The Surgeon General’s report and the recent Pediatrics study remind us that when communities churn out bumper crops of athletic dropouts year after year, adults disserve the national interest by jeopardizing the public health. 

 

 

[Sources:  U.S, Dep’t of Health and Human Services, The Surgeon General’s Call To Action To Prevent and Decrease Overweight and Obesity 2001; U.S. Centers for Disease Control and Prevention, Overweight and Obesity, Data and Statistics (2012), http://www.cdc.gov/obesity/data/childhood.html ; Keith M. Drake et al., Influence of Sports, Physical Education, and Active Commuting to School on Adolescent Weight Status, Pediatrics, vol. 130, p. e296 (Aug. 2012); “Achieving Equal Opportunity in Youth Sports (Part I) — The ‘Power of the Permit’” — http://askcoachwolff.com/2011/09/23/achieving-equal-opportunity-in-youth-sports-part-i-the-power-of-the-permit/ ; “Achieving Equal Opportunity in Youth Sports (Part II): The ‘Child Impact Statement’” — http://askcoachwolff.com/2011/09/29/achieving-equal-opportunity-in-youth-sports-part-ii-the-child-impact-statement/ ; “Achieving Equal Opportunity in Youth Sports (Part III): Reform and Resistance” — http://askcoachwolff.com/2011/10/06/achieving-equal-opportunity-in-youth-sports-part-iii-reform-and-resistance/ ]

 

Comments
6 Responses to “OBESITY CONCERNS: How Team Sports Can Help Your Child”
  1. sgm23 says:

    Great column, I don’t know if I would have continued to play basketball at the college level if I was not afforded the opportunity to love the game early on without parental pressures.

  2. Doug Abrams says:

    Thank you very much.

  3. Bluejohn says:

    Last year my high school son got cut from both soccer and basketball. The high school cut 38 boys from soccer (three teams), and 58 from basketball. Those kids now have no opportunity to play. The teams formed with the cut kids could beat many if not most of the varsity teams at other schools. We are sending the wrong message as adults. Kids are desperate (and I mean crying desperate) to play a team sport and the adults are telling them no. Rampant hypocrisy concerning the obesity epidemic – we have a mechanism to reduce obesity by up to 26% (as stated in the article) and we don’t do it.

  4. I agree fully with the remarks above. More and more studies show that exercise, especially a sport that the child enjoys, is complementary to good nutrition and importantly, it helps children’s cognitive development – they think more clearly, achieve better grades at school and grow into more balanced, self confident and happier adults. See http://fitnessforum.us

    Child (or adult) obesity is a recent disease of affluence. Many parents themselves are afflicted by it and are obsessed about the difficulty of losing weight, whereas I believe the solution is quite simple. In the 3rd world, it is rare to see obese people. It seems most affluent humans can’t resist putting excess food of the wrong kind in their mouths.

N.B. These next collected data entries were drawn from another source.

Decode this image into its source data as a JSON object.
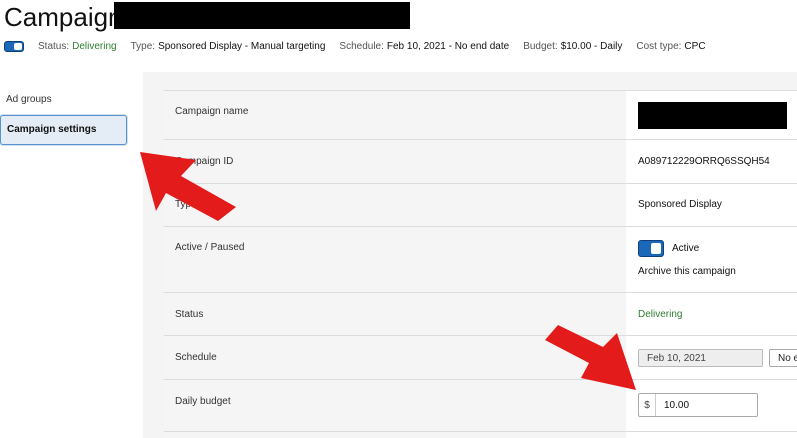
{
  "header": {
    "title": "Campaign:",
    "status_label": "Status:",
    "status_value": "Delivering",
    "type_label": "Type:",
    "type_value": "Sponsored Display - Manual targeting",
    "schedule_label": "Schedule:",
    "schedule_value": "Feb 10, 2021 - No end date",
    "budget_label": "Budget:",
    "budget_value": "$10.00 - Daily",
    "cost_label": "Cost type:",
    "cost_value": "CPC"
  },
  "sidebar": {
    "items": [
      {
        "label": "Ad groups",
        "active": false
      },
      {
        "label": "Campaign settings",
        "active": true
      }
    ]
  },
  "settings": {
    "campaign_name_label": "Campaign name",
    "campaign_id_label": "Campaign ID",
    "campaign_id_value": "A089712229ORRQ6SSQH54",
    "type_label": "Type",
    "type_value": "Sponsored Display",
    "active_label": "Active / Paused",
    "active_value": "Active",
    "archive_link": "Archive this campaign",
    "status_label": "Status",
    "status_value": "Delivering",
    "schedule_label": "Schedule",
    "start_date": "Feb 10, 2021",
    "end_date": "No e",
    "budget_label": "Daily budget",
    "currency": "$",
    "budget_value": "10.00"
  },
  "colors": {
    "accent": "#1b67b8",
    "status_green": "#2e7d32",
    "link": "#1d5fa5",
    "arrow": "#e31b1b"
  },
  "icons": [
    "toggle-switch-icon",
    "red-arrow-annotation"
  ]
}
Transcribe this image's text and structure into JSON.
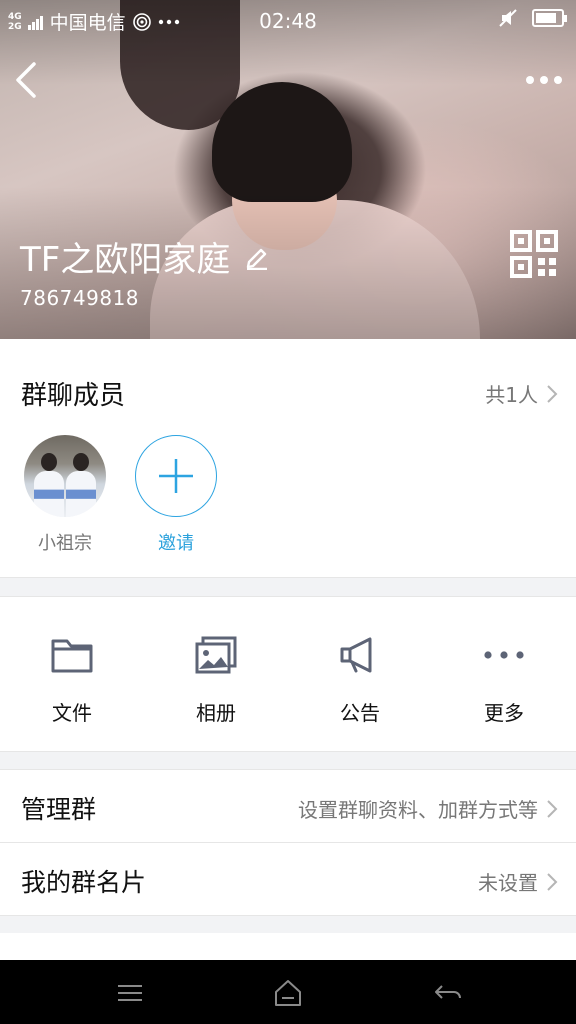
{
  "status_bar": {
    "network_top": "4G",
    "network_sub": "2G",
    "carrier": "中国电信",
    "time": "02:48"
  },
  "header": {
    "group_name": "TF之欧阳家庭",
    "group_id": "786749818"
  },
  "members": {
    "title": "群聊成员",
    "count_label": "共1人",
    "list": [
      {
        "name": "小祖宗"
      }
    ],
    "invite_label": "邀请"
  },
  "tools": [
    {
      "label": "文件",
      "icon": "folder-icon"
    },
    {
      "label": "相册",
      "icon": "album-icon"
    },
    {
      "label": "公告",
      "icon": "megaphone-icon"
    },
    {
      "label": "更多",
      "icon": "more-dots-icon"
    }
  ],
  "rows": [
    {
      "title": "管理群",
      "value": "设置群聊资料、加群方式等"
    },
    {
      "title": "我的群名片",
      "value": "未设置"
    }
  ],
  "colors": {
    "accent": "#2aa1dc",
    "icon_gray": "#5d6476",
    "secondary_text": "#777777"
  }
}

    As a kid, I grew up in New Zealand during the 2nd world war, when food was scarce and rationed. I remember only 2 kids out of 400 at my primary school who were overweight. One lived on a farm and ate dairy and other foods which were obviously not rationed or at least, were hard to ration by the authorities. The other had no interest in physical activity, but loved eating, particularly fatty fried food. Overweight adults were also a rarity.

    I walk along the streets of Balmain in Sydney, after schools are out and most kids are eating ice creams, or consuming sugary drinks, bought for them by their mothers! When I grew up, the standard of living was much lower, but an ice cream or lemonade was a special treat, bought for me rarely.

    Controlling a child’s obesity starts at home and parents need to set the example and use some old fashioned discipline. This is not always easy, but the ability to achieve it in a way that doesn’t turn children off is an art that parents can work at for a win/win result. Nutritious meals of a modest size, devoid if possible of processed or fast food is a great start. If the meal size is too large, parents should remove the excess and put it out of sight, as most people, including children (and me) can’t resist eating what is put in front of them.